Children behaving in church
We go to church to worship, not just to be polite.
One day during the coffee hour after church I mentioned to someone that I enjoyed the fact that there were more children in worship than there used to be. “I think it’s important for them to be there,” I said, making conversation.
My conversation partner agreed. “Yes,” she said, “it’s important for children to learn how to behave in church.”
“Behaving in church.” Is that what we are doing? Maybe it is. We sit and we stand at the right time. We are silent when we are supposed to be silent. We speak when we are supposed to speak. We sing (or we don’t sing if we don’t know the song.) We listen during the sermon or our minds wander. We shake the hand of the pastor as we leave and say, “Nice sermon, Pastor.” That is how we behave in church.
Or, if we are children, we sit still and try to fidget as little as possible.

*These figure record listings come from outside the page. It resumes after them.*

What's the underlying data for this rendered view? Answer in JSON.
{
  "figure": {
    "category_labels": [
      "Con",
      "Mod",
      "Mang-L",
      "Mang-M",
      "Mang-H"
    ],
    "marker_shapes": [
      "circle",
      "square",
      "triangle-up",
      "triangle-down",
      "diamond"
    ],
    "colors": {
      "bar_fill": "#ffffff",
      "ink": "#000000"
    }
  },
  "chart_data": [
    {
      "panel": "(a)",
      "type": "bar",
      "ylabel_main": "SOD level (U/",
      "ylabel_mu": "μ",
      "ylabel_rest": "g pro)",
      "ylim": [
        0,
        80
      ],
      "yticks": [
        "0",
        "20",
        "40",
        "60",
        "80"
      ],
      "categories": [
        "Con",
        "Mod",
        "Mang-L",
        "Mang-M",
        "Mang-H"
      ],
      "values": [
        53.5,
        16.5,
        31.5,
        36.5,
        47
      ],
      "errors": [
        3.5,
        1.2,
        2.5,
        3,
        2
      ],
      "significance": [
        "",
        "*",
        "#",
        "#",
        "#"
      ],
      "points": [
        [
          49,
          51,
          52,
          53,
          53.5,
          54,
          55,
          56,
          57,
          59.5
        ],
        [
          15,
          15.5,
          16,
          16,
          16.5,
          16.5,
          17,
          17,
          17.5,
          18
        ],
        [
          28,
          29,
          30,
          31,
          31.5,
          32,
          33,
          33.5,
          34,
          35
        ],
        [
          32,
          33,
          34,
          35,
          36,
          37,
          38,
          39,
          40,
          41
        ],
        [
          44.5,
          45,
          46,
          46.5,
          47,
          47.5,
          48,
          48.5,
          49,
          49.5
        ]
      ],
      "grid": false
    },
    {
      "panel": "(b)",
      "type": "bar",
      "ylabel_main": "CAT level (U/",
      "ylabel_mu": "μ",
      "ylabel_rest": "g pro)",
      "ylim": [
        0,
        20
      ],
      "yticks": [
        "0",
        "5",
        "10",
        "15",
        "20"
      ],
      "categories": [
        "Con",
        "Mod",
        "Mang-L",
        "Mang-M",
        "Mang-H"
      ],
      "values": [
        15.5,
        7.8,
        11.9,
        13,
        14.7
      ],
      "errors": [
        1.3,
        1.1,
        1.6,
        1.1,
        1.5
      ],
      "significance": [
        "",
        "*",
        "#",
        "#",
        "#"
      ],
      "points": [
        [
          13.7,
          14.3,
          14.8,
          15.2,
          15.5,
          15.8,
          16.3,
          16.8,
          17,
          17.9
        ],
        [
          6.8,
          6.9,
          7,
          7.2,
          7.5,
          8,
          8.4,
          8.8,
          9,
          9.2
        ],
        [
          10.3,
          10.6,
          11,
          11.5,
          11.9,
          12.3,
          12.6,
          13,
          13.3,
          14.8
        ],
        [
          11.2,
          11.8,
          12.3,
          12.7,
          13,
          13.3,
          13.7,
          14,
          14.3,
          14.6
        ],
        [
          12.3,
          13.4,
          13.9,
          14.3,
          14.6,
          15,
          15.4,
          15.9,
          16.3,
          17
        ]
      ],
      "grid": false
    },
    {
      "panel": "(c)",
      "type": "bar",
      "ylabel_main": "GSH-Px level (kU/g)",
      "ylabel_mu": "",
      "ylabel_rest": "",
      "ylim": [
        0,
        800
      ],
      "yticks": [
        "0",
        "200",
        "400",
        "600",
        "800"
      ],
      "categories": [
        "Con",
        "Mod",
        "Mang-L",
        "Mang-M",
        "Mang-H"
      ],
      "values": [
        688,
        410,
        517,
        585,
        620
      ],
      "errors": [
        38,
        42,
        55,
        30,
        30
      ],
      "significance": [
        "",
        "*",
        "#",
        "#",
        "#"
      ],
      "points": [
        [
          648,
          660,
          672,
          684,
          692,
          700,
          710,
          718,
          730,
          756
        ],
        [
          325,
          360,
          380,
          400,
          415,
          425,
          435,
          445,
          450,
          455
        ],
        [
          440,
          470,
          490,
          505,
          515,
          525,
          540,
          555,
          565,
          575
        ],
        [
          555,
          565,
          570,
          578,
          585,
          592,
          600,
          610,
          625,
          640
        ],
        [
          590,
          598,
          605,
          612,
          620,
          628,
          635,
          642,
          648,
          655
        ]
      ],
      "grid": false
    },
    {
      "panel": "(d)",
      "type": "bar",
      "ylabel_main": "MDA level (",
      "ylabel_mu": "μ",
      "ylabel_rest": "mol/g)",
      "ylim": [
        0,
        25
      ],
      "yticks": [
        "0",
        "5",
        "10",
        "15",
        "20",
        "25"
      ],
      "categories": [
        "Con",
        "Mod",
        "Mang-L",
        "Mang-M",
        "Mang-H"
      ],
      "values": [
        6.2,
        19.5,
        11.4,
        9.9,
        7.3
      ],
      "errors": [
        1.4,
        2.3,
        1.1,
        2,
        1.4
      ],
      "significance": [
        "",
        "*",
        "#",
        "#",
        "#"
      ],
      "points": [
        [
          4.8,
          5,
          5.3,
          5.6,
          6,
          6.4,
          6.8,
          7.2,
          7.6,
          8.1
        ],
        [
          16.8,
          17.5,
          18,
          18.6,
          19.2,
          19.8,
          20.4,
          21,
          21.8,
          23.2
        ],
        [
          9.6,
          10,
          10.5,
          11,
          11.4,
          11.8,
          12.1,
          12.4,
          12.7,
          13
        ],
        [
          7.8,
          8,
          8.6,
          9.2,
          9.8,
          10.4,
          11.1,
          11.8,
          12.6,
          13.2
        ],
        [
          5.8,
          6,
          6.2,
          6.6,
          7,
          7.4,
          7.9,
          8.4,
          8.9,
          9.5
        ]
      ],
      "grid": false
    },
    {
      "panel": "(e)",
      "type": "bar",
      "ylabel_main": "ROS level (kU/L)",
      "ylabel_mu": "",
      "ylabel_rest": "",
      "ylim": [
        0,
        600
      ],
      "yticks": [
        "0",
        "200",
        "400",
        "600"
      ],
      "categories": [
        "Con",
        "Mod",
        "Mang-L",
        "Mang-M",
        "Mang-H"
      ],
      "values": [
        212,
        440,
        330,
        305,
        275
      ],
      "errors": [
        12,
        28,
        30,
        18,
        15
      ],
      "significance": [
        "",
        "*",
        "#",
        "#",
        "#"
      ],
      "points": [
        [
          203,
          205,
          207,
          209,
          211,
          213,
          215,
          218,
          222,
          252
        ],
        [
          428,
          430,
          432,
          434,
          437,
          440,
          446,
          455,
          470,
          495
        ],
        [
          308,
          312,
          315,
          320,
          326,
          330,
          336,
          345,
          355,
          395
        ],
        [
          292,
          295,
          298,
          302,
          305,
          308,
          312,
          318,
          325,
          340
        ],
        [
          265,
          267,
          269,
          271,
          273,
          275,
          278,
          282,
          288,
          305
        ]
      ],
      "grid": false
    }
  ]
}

We color in the pew, or we go elsewhere to have an age-appropriate experience. Sometimes our parents help us follow along a little. But what is most important is to behave, not make a ruckus, not run up and down the aisles, not shout or say something inappropriate. You know, behave in church.
There’s behaving and then there’s worshiping. We come to church not simply to behave but to worship. To worship means to listen and to speak, to sit still and to stand up, to sing and to pray. To worship is to participate. I want children, in all of their fidgety, wondering uniqueness, to participate in worship.
When I was a little girl, I sat next to my dad most Sundays. I looked up the hymns in my hymnal, and I sang along with my dad when he sang the hymns in his baritone voice. He participated and I wanted to participate too. He said the prayers and I said the prayers. I learned to worship by worshiping with him. And I loved the liturgy because he loved the liturgy. I still do. I love knowing the parts by heart, when to sit and to stand and to participate.
But that is just a sliver of what worship can be. In our church now, we do something that we would never have done in my church growing up. It would not have been considered proper. Sometimes we invite the children up during the last song, to play musical instruments. We let them help with the benediction by putting their hands up in blessing. We let them know that worship is an active verb.
One Sunday, something out of the ordinary happened. Just before the end of the service, a woman in the congregation asked for prayer. She said she had gotten a text from her son that her grandson was in the hospital.
So we did something that might not have been considered proper when I was a little girl. We invited her to come forward, and we prayed for her grandson. And I asked if anyone in the congregation would come up and surround her while we prayed and help us pray for her grandson.
A few adults came to the front of the church. All of the children came up to pray. Because they had learned how to behave in church.